The aid cuts will do real harm. Some 93 organisations have told the International Development Select Committee they will be hit by the sudden squeeze, disrupting programmes that need certainty for years ahead. Tory rebels believe that the cuts will result in 100,000 preventable deaths, mainly among children, and millions suffering malnutrition.
Just one example: Christian Aid tells me it is ending its peace-building work in South Sudan, which could have “a lethal effect on the chances of a lasting peace”. The charity expects to close a programme to reduce poverty and help the most marginalised people in Nigeria, Zimbabwe and Myanmar. Also at risk is help for the Rohingya in Bangladesh, and projects in Sierra Leone, Kenya and Malawi.

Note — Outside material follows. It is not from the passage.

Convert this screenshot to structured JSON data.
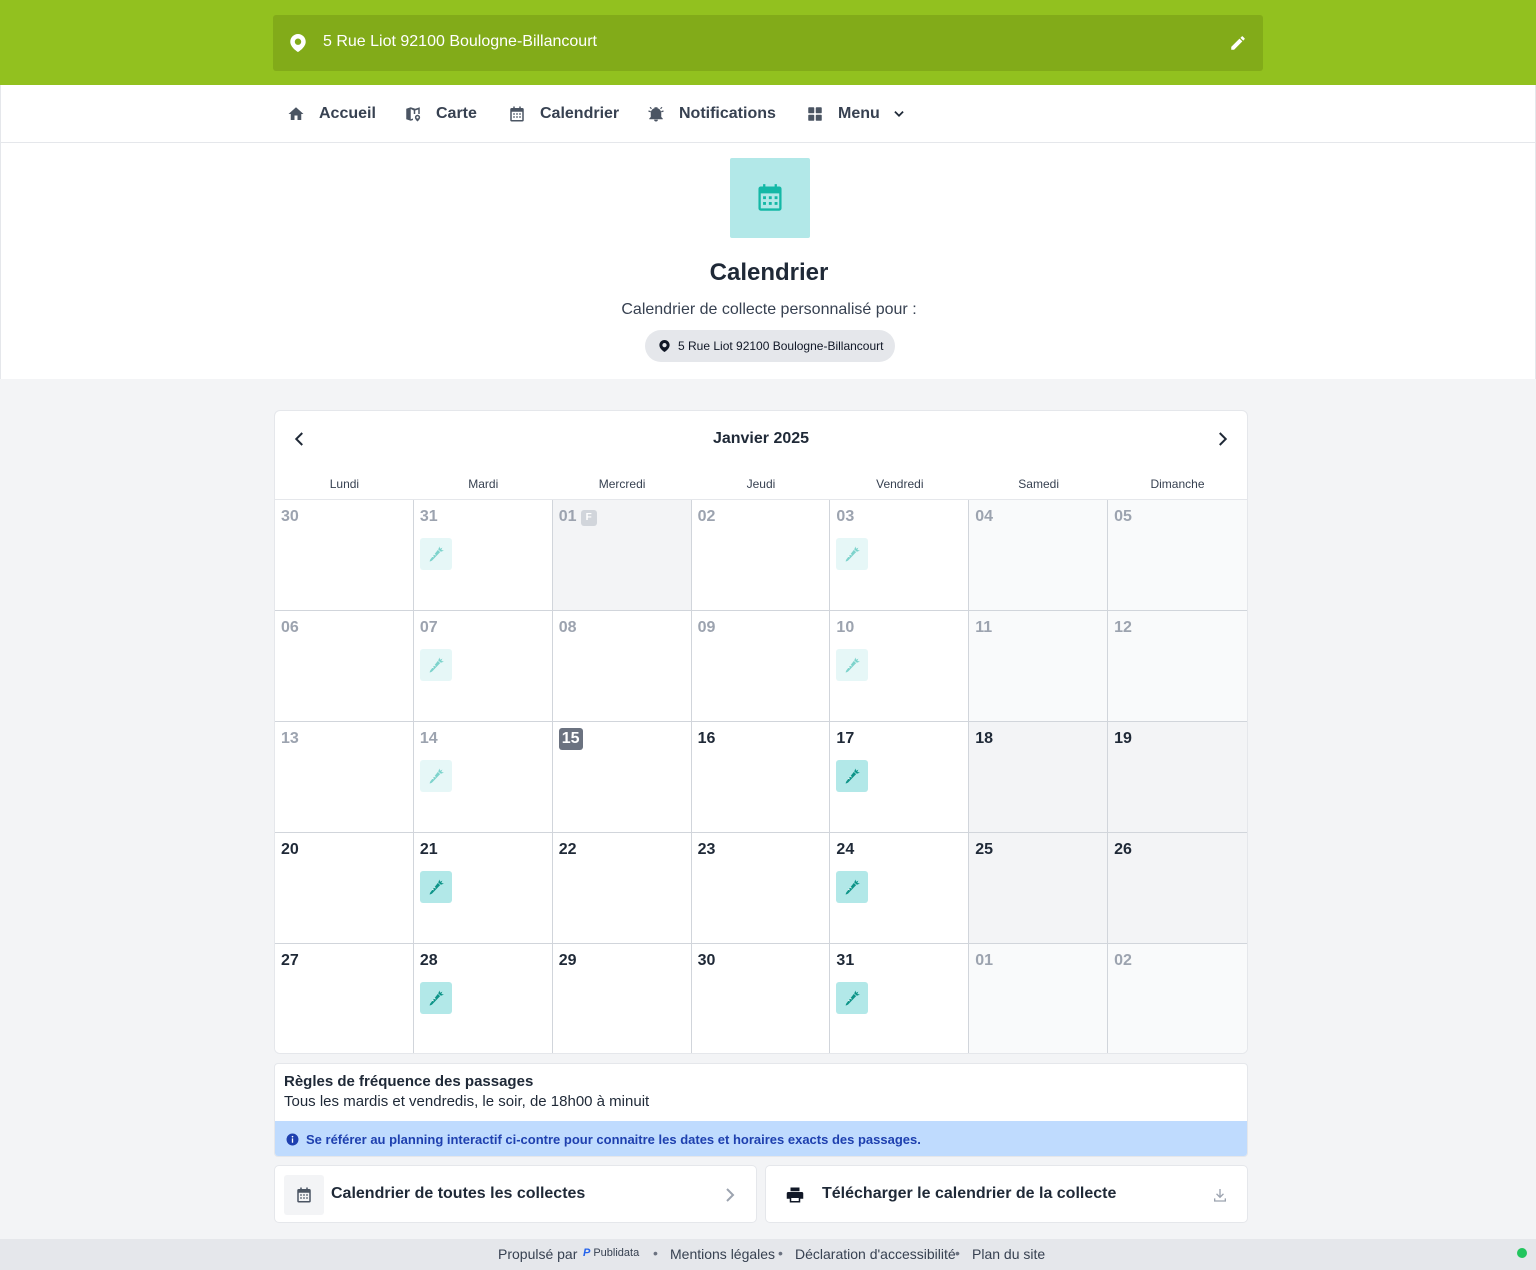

True, aid offers the only popular spending cut, supported by two in three people. But, when combined with unpalatable austerity measures and the self-made culture war, it sends a signal that the Tories are relaxed about losing the support of liberal-minded voters. Their defeat at the Chesham and Amersham by-election is a reminder they still need such voters in their blue wall in the south.
Andrew Mitchell, who led the Tory revolt over aid cuts, said: “We had made clear to centre-left liberal voters that the Conservative Party was safe for them because of our very strong support for international development and our world leadership on that. There will be many who will be very disappointed we have broken our promise on the 0.7 per cent and I do think it will rebound against our party … The Tory Party wins a majority and is successful when it is the broadest possible coalition. If you start cutting out the key DNA that makes the Tory Party what it is, the party will suffer.”

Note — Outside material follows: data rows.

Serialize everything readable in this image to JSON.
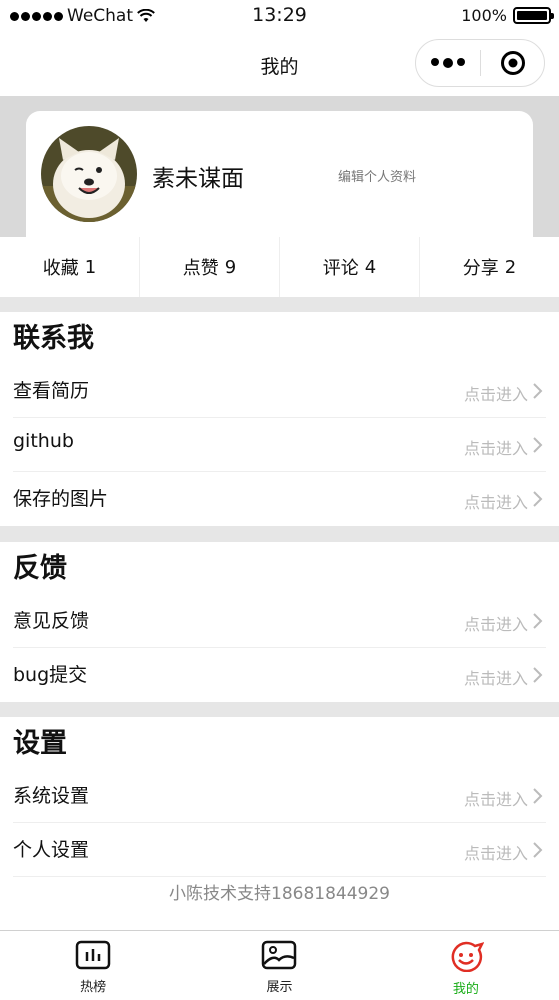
{
  "status_bar": {
    "carrier": "WeChat",
    "time": "13:29",
    "battery": "100%"
  },
  "nav": {
    "title": "我的"
  },
  "profile": {
    "name": "素未谋面",
    "edit_label": "编辑个人资料"
  },
  "stats": [
    {
      "label": "收藏",
      "count": "1"
    },
    {
      "label": "点赞",
      "count": "9"
    },
    {
      "label": "评论",
      "count": "4"
    },
    {
      "label": "分享",
      "count": "2"
    }
  ],
  "sections": [
    {
      "title": "联系我",
      "items": [
        {
          "label": "查看简历",
          "action": "点击进入"
        },
        {
          "label": "github",
          "action": "点击进入"
        },
        {
          "label": "保存的图片",
          "action": "点击进入"
        }
      ]
    },
    {
      "title": "反馈",
      "items": [
        {
          "label": "意见反馈",
          "action": "点击进入"
        },
        {
          "label": "bug提交",
          "action": "点击进入"
        }
      ]
    },
    {
      "title": "设置",
      "items": [
        {
          "label": "系统设置",
          "action": "点击进入"
        },
        {
          "label": "个人设置",
          "action": "点击进入"
        }
      ]
    }
  ],
  "footer": {
    "text": "小陈技术支持18681844929"
  },
  "tab_bar": [
    {
      "label": "热榜",
      "icon": "chart-icon",
      "active": false
    },
    {
      "label": "展示",
      "icon": "image-icon",
      "active": false
    },
    {
      "label": "我的",
      "icon": "smiley-icon",
      "active": true
    }
  ],
  "colors": {
    "active_tab": "#1aad19",
    "active_icon": "#e02e24",
    "muted": "#bbbbbb"
  }
}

Some Downing Street aides, including the policy unit head Munira Mirza, believe the culture war will lock in red wall voters as Brexit fades as an issue. But it has boomeranged on the government because of Priti Patel’s foolish decision to accuse England footballers of “gesture politics” in taking the knee. The home secretary picked a fight she couldn’t win. It wasn’t that her opponents were popular; it looked as though she did not support their stand against racism. Tory MPs like Steve Baker, normally seen as a hardman of the party’s right, are rightly warning the government it is on the wrong side of the argument on taking the knee.

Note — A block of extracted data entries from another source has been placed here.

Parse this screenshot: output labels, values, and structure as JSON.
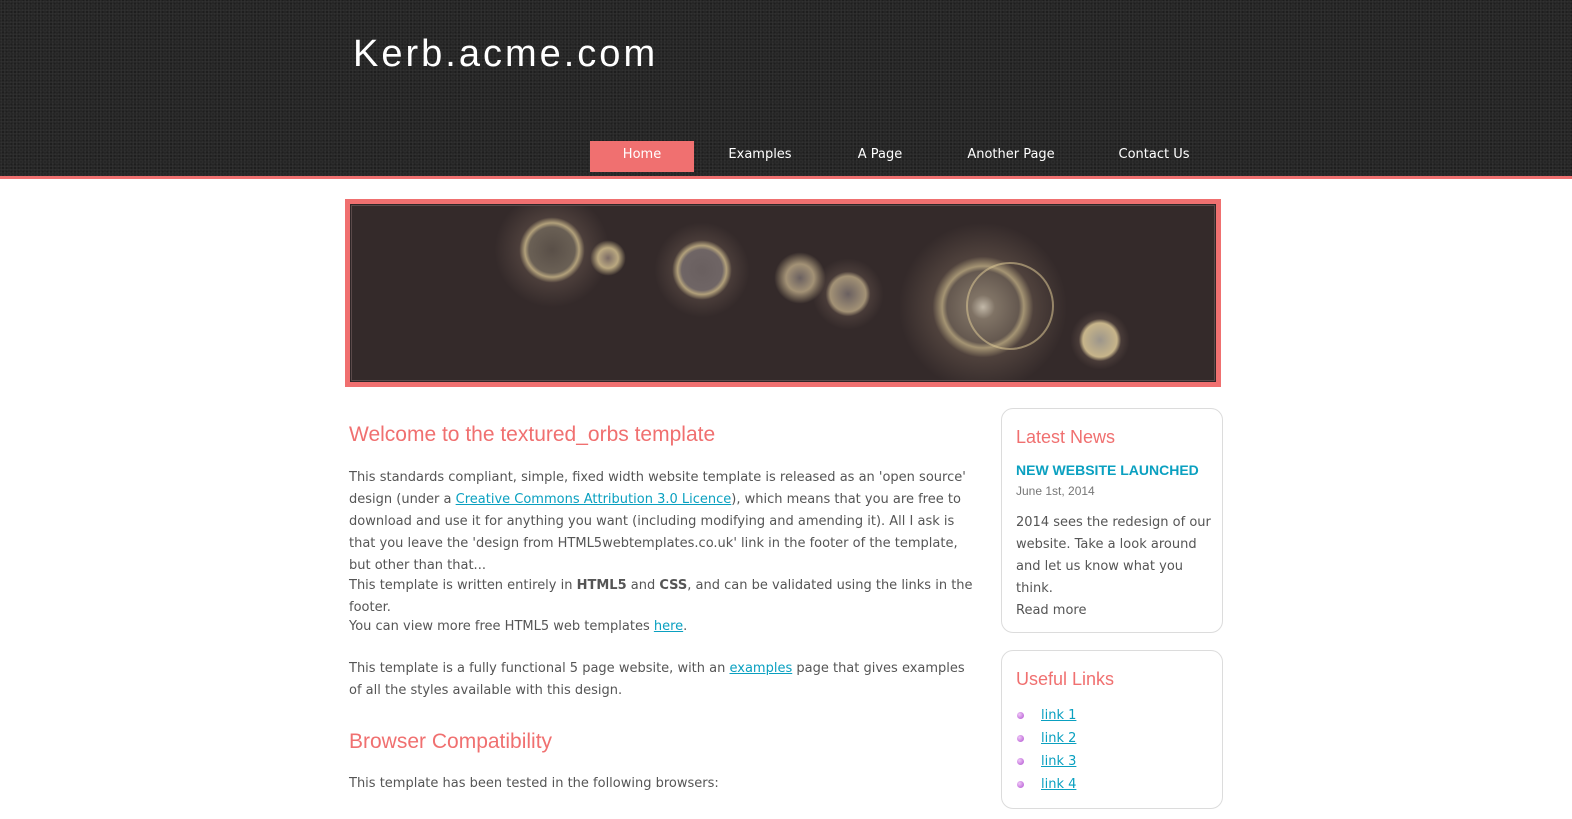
{
  "site": {
    "title": "Kerb.acme.com"
  },
  "nav": {
    "items": [
      {
        "label": "Home",
        "active": true
      },
      {
        "label": "Examples",
        "active": false
      },
      {
        "label": "A Page",
        "active": false
      },
      {
        "label": "Another Page",
        "active": false
      },
      {
        "label": "Contact Us",
        "active": false
      }
    ]
  },
  "colors": {
    "accent": "#f07070",
    "link": "#0aa0c0",
    "header_bg": "#262626",
    "banner_bg": "#342a2a"
  },
  "main": {
    "heading1": "Welcome to the textured_orbs template",
    "p1": {
      "before": "This standards compliant, simple, fixed width website template is released as an 'open source' design (under a ",
      "link": "Creative Commons Attribution 3.0 Licence",
      "after": "), which means that you are free to download and use it for anything you want (including modifying and amending it). All I ask is that you leave the 'design from HTML5webtemplates.co.uk' link in the footer of the template, but other than that..."
    },
    "p2": {
      "before": "This template is written entirely in ",
      "bold1": "HTML5",
      "mid": " and ",
      "bold2": "CSS",
      "after": ", and can be validated using the links in the footer."
    },
    "p3": {
      "before": "You can view more free HTML5 web templates ",
      "link": "here",
      "after": "."
    },
    "p4": {
      "before": "This template is a fully functional 5 page website, with an ",
      "link": "examples",
      "after": " page that gives examples of all the styles available with this design."
    },
    "heading2": "Browser Compatibility",
    "p5": "This template has been tested in the following browsers:"
  },
  "sidebar": {
    "news": {
      "heading": "Latest News",
      "title": "NEW WEBSITE LAUNCHED",
      "date": "June 1st, 2014",
      "body": "2014 sees the redesign of our website. Take a look around and let us know what you think.",
      "read_more": "Read more"
    },
    "links": {
      "heading": "Useful Links",
      "items": [
        "link 1",
        "link 2",
        "link 3",
        "link 4"
      ]
    }
  }
}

Johnson’s government has form. Its review of racial disparities, rigged by No 10, concluded that there is no systemic racism in Britain today. Try telling that to Marcus Rashford, Jadon Sancho and Bukayo Saka. The racial abuse they suffered was predictable and predicted. The former England player John Barnes told the BBC’s Newsnight programme two weeks ago: “If they [black players] make a mistake or miss a penalty … they will get a harder time than the white players. And that has been happening for years.”
The “same old Tories” label didn’t stick when Labour tried it in May’s elections. But that could change now. It is good that Keir Starmer, who tried but failed to avoid the culture war, is now fighting back after Patel gave him an open goal. The lesson for Johnson: if you pick fights, you can get hurt.